Manticore Lore
manticore (n.)
fabulous monster mentioned by Ctesias with the body of a lion, head of a man, porcupine quills, and tail or sting of a scorpion, c. 1300, from Latin manticora, from Greek mantikhoras, corruption of martikhoras, perhaps from Iranian compound *mar-tiya-khvara "man-eater."
The first element is represented by Old Persian maritya- "man," from PIE *mar-t-yo-, from *mer- "to die," thus "mortal, human;" from PIE root *mer- "to rub away, harm" (also "to die" and forming words referring to death and to beings subject to death). The second element is represented by Old Persian kvar- "to eat," from PIE root *swel- (1) "to eat, drink" (see swallow (v.)).
(Early Middle Persian Merthykhuwar; Modern Persian Mardykhor)

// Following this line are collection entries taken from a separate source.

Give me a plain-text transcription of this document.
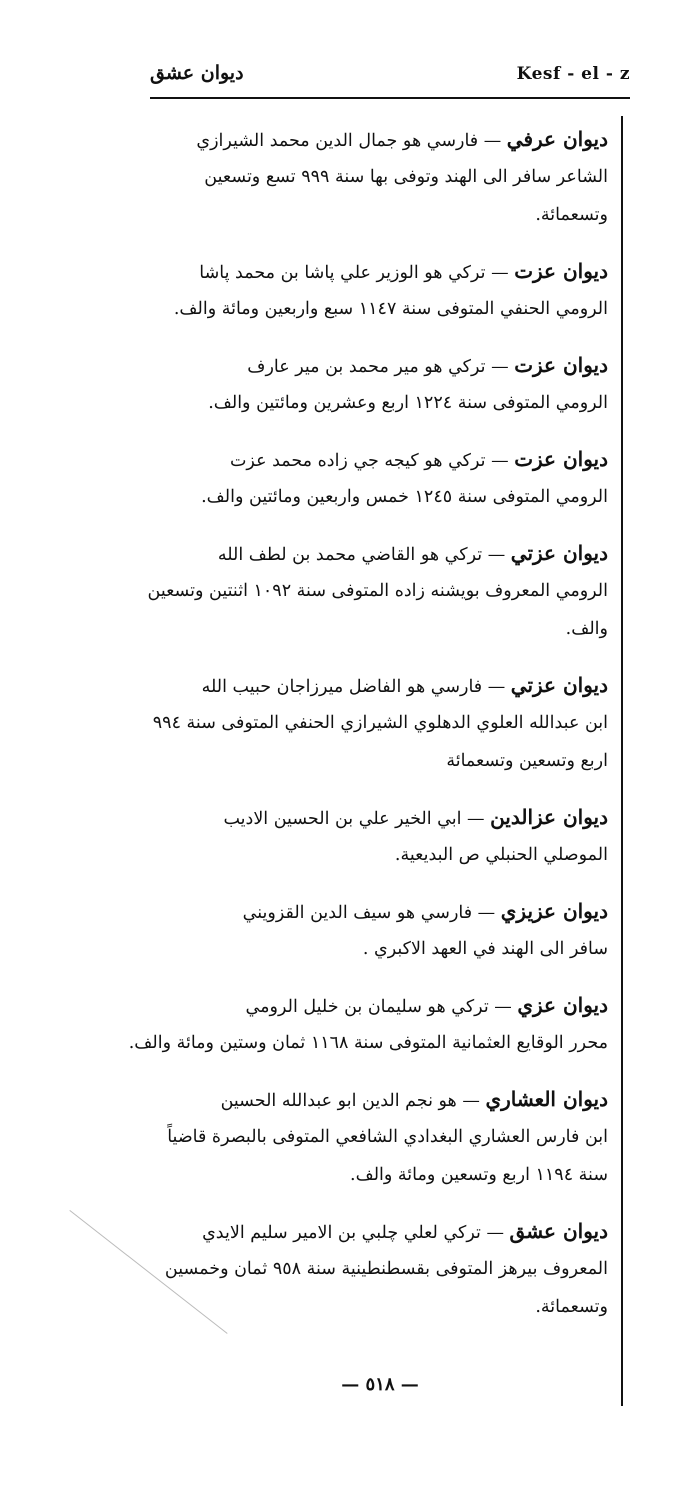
ديوان عشق	Kesf - el - z
ديوان عرفي — فارسي هو جمال الدين محمد الشيرازي
الشاعر سافر الى الهند وتوفى بها سنة ٩٩٩ تسع وتسعين
وتسعمائة.
ديوان عزت — تركي هو الوزير علي پاشا بن محمد پاشا
الرومي الحنفي المتوفى سنة ١١٤٧ سبع واربعين ومائة والف.
ديوان عزت — تركي هو مير محمد بن مير عارف
الرومي المتوفى سنة ١٢٢٤ اربع وعشرين ومائتين والف.
ديوان عزت — تركي هو كيجه جي زاده محمد عزت
الرومي المتوفى سنة ١٢٤٥ خمس واربعين ومائتين والف.
ديوان عزتي — تركي هو القاضي محمد بن لطف الله
الرومي المعروف بويشنه زاده المتوفى سنة ١٠٩٢ اثنتين وتسعين
والف.
ديوان عزتي — فارسي هو الفاضل ميرزاجان حبيب الله
ابن عبدالله العلوي الدهلوي الشيرازي الحنفي المتوفى سنة ٩٩٤
اربع وتسعين وتسعمائة
ديوان عزالدين — ابي الخير علي بن الحسين الاديب
الموصلي الحنبلي ص البديعية.
ديوان عزيزي — فارسي هو سيف الدين القزويني
سافر الى الهند في العهد الاكبري .
ديوان عزي — تركي هو سليمان بن خليل الرومي
محرر الوقايع العثمانية المتوفى سنة ١١٦٨ ثمان وستين ومائة والف.
ديوان العشاري — هو نجم الدين ابو عبدالله الحسين
ابن فارس العشاري البغدادي الشافعي المتوفى بالبصرة قاضياً
سنة ١١٩٤ اربع وتسعين ومائة والف.
ديوان عشق — تركي لعلي چلبي بن الامير سليم الايدي
المعروف بيرهز المتوفى بقسطنطينية سنة ٩٥٨ ثمان وخمسين
وتسعمائة.
— ٥١٨ —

"man-eater" (from early Middle Persian مارتیا mardya "man" (as in human) and خوار khowr- "to eat"). E "manticore" < L. mantichora < G. μαρτιχώρα, martichora. It passed into European folklore first through a remark in INDIKA, Ctesias, physician at the Persian court of King Artaxerxes II (4th BC) circulated among Greek writers on natural history but has survived only in fragments, or references by those other writers. The Romanised Greek Pausanias, in his Description of Greece:
the beast described by Ctesias in his Indian history, which he says is called martichoras by the Indians and "man-eater" [androphagos] by the Greeks, I am inclined to think is the tiger. But that it has three rows of teeth along each jaw and spikes at the tip of its tail with which it defends itself at close quarters, while it hurls them like an archer's arrows at more distant enemies; all this is, I think, a false story that the Indians pass on from one to another owing to their excessive dread of the beast.

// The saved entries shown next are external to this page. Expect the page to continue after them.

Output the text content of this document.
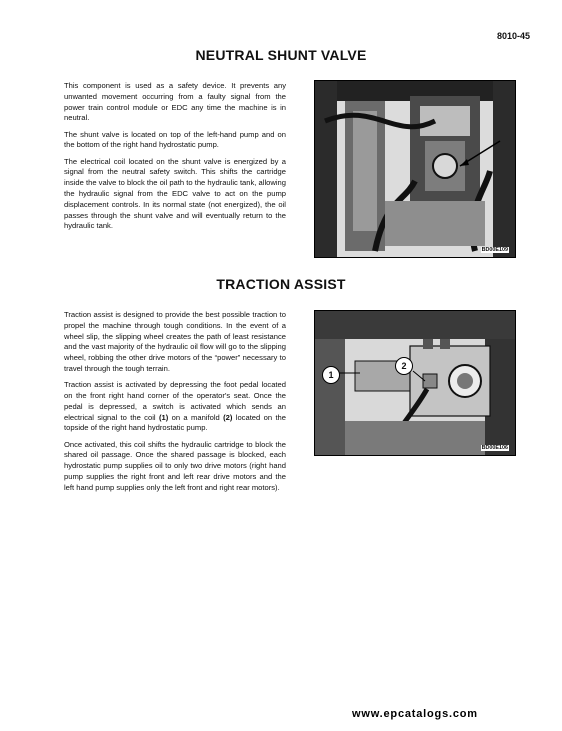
8010-45
NEUTRAL SHUNT VALVE

This component is used as a safety device. It prevents any unwanted movement occurring from a faulty signal from the power train control module or EDC any time the machine is in neutral.

The shunt valve is located on top of the left-hand pump and on the bottom of the right hand hydrostatic pump.

The electrical coil located on the shunt valve is energized by a signal from the neutral safety switch. This shifts the cartridge inside the valve to block the oil path to the hydraulic tank, allowing the hydraulic signal from the EDC valve to act on the pump displacement controls. In its normal state (not energized), the oil passes through the shunt valve and will eventually return to the hydraulic tank.

BD00E109
TRACTION ASSIST

Traction assist is designed to provide the best possible traction to propel the machine through tough conditions. In the event of a wheel slip, the slipping wheel creates the path of least resistance and the vast majority of the hydraulic oil flow will go to the slipping wheel, robbing the other drive motors of the “power” necessary to travel through the tough terrain.

Traction assist is activated by depressing the foot pedal located on the front right hand corner of the operator's seat. Once the pedal is depressed, a switch is activated which sends an electrical signal to the coil (1) on a manifold (2) located on the topside of the right hand hydrostatic pump.

Once activated, this coil shifts the hydraulic cartridge to block the shared oil passage. Once the shared passage is blocked, each hydrostatic pump supplies oil to only two drive motors (right hand pump supplies the right front and left rear drive motors and the left hand pump supplies only the left front and right rear motors).

1
2
BD00E106
www.epcatalogs.com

The tiger is the swiftest beast in flight, as it were an arrow, for the Persees call an arrow Tigris, and is a beast distinguished with divers specks, and is wonderly strong and swift. And Pliny saith that they be beasts of dreadful swiftness, and that is namely known when he is taken, for the whelp is all glimy and sinewy; and the hunter lieth in await, and taketh away the whelps, and fleeth soon away on the most swift horse that he may have. And when the wild beast cometh and findeth the den void, and the whelps away, then he reseth headlong, and taketh the fore of him that beareth the whelps away, and followeth him by smell, and when the hunter heareth the grutching of that beast that runneth after him, he throweth down one of the whelps; and the mother taketh the whelp in her mouth, and beareth him into her den and layeth him therein, and runneth again after the hunter. But in the meantime the hunter taketh a ship, and hath with him the other whelps, and scapeth in that wise; and so she is beguiled and her fierceness standeth in no stead, and the male taketh no wood rese after. For the male recketh not of the whelps, and he that will bear away the whelps, leaveth in the way great mirrors, and the mother followeth and findeth the mirrors in the way, and looketh on them and seeth her own shadow and image therein, and weeneth that she seeth her children therein, and is long occupied therefore to deliver her children out of the glass, and so the hunter hath time and space for to scape, and so she is beguiled with her own shadow, and she followeth no farther after the hunter to deliver her children.